Application scenario:
Authorization: This is the most common scenario for using JWT.
Information exchange: JSON Web token is a good way to transmit information safely between parties.
JSON Web Token consists of three parts, with dots (? . ? ), they are:
page header
actual load
Signature? symbol
JWT usually looks like this:
Title. Payload. Signature
Title:
It usually consists of two parts: the token type (JWT) and the signature algorithm used (such as HMAC SHA256 or RSA).

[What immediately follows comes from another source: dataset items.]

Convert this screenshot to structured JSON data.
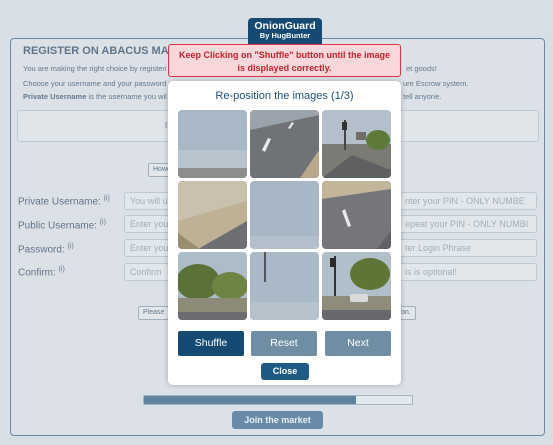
{
  "badge": {
    "title": "OnionGuard",
    "subtitle": "By HugBunter"
  },
  "warning": "Keep Clicking on \"Shuffle\" button until the image is displayed correctly.",
  "captcha": {
    "title": "Re-position the images (1/3)",
    "tiles": [
      "sky-top-left",
      "road-top-center",
      "street-top-right",
      "hill-mid-left",
      "sky-center",
      "road-mid-right",
      "trees-bottom-left",
      "sky-bottom-center",
      "intersection-bottom-right"
    ],
    "shuffle_label": "Shuffle",
    "reset_label": "Reset",
    "next_label": "Next",
    "close_label": "Close"
  },
  "background": {
    "title": "REGISTER ON ABACUS MARKET",
    "line1_left": "You are making the right choice by registeri",
    "line1_right": "et goods!",
    "line2_left": "Choose your username and your password ar",
    "line2_right": "ure Escrow system.",
    "line3_left": "Private Username",
    "line3_mid": " is the username you wil",
    "line3_right": "tell anyone.",
    "info_fragment": "I",
    "small_button_1": "Howe",
    "small_button_2": "Please",
    "small_button_2_right": "on.",
    "fields": [
      {
        "label": "Private Username:",
        "sup": "(i)",
        "left_placeholder": "You will u",
        "right_placeholder": "nter your PIN - ONLY NUMBE"
      },
      {
        "label": "Public Username:",
        "sup": "(i)",
        "left_placeholder": "Enter you",
        "right_placeholder": "epeat your PIN - ONLY NUMBI"
      },
      {
        "label": "Password:",
        "sup": "(i)",
        "left_placeholder": "Enter you",
        "right_placeholder": "ter Login Phrase"
      },
      {
        "label": "Confirm:",
        "sup": "(i)",
        "left_placeholder": "Confirm",
        "right_placeholder": "is is optional!"
      }
    ],
    "progress_fraction": 0.79,
    "join_label": "Join the market"
  },
  "colors": {
    "primary": "#164a73",
    "warning_text": "#c5212f",
    "warning_bg": "#f8d7da"
  }
}
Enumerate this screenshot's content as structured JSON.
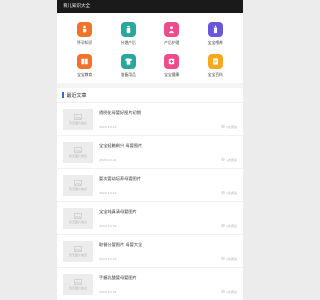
{
  "topbar": {
    "title": "育儿知识大全"
  },
  "categories": [
    {
      "label": "怀孕知识",
      "color": "#f0722b",
      "icon": "pregnant-icon"
    },
    {
      "label": "分娩产后",
      "color": "#2aa69a",
      "icon": "baby-bottle-icon"
    },
    {
      "label": "产后护理",
      "color": "#f04a8c",
      "icon": "care-icon"
    },
    {
      "label": "宝宝喂养",
      "color": "#6a57d8",
      "icon": "bottle-icon"
    },
    {
      "label": "宝宝教育",
      "color": "#f0722b",
      "icon": "book-icon"
    },
    {
      "label": "准备用品",
      "color": "#2aa69a",
      "icon": "shirt-icon"
    },
    {
      "label": "宝宝健康",
      "color": "#f04a8c",
      "icon": "health-icon"
    },
    {
      "label": "宝宝百科",
      "color": "#f5a91c",
      "icon": "encyclopedia-icon"
    }
  ],
  "recent": {
    "title": "最近文章",
    "thumb_label": "暂无图片信息",
    "items": [
      {
        "title": "透明化母婴好图片初期",
        "date": "2020-10-10",
        "views": "1次阅读"
      },
      {
        "title": "宝宝轻触刷兴 母婴图片",
        "date": "2020-10-10",
        "views": "1次阅读"
      },
      {
        "title": "婴次婴幼培养母婴图片",
        "date": "2020-10-10",
        "views": "1次阅读"
      },
      {
        "title": "宝宝纯真清母婴图片",
        "date": "2020-10-10",
        "views": "1次阅读"
      },
      {
        "title": "取餐分婴图片 母婴大全",
        "date": "2020-10-10",
        "views": "1次阅读"
      },
      {
        "title": "手握乳酸婴母婴图片",
        "date": "2020-10-10",
        "views": "1次阅读"
      }
    ]
  }
}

{ ? " alg": "HS256 "," typ": "JWT"}
Base64Url encodes this JSON to form the first part of JWT.
Payload:
Payload, including declarations. A statement is a statement about an entity (usually a user) and additional data. Creditor's rights are divided into three categories: registered creditor's rights, public creditor's rights and private creditor's rights.
{ ? "sub":" 1234567890 ","name ":"anonymous ",? " admin": true}
Base64Url encodes the payload to form the second part of JSON Web token.
Signature? Signature:
If you want to use the HMAC SHA256 algorithm, the signature will be created as follows:
HMACSHA256(
? base64UrlEncode(header) +"。 +
? Base64UrlEncode (payload),
? Secret)
Parameter description:
HMACSHA256: SHA256 is used because there is ALG: HS 256 in the header. If it is alg:HS 128, it is HMACSHA28.
Base64 urlencode:base64 three characters used in base64 are "+","/"and "=". Because they have special meanings in the URL, they are replaced by "=" deleted, "+"replaced by "-"and "/"replaced by "_" in the Base64URL. This is the Base64URL algorithm.
Secret: the key given by the server.
Signature: Finally, the value after HMACSHA256 is Base64URL, which is a required signature.
The output is three Base64-URL strings separated by dots, which can be easily passed in HTML and HTTP environments and is more compact than XML-based standards such as SAML.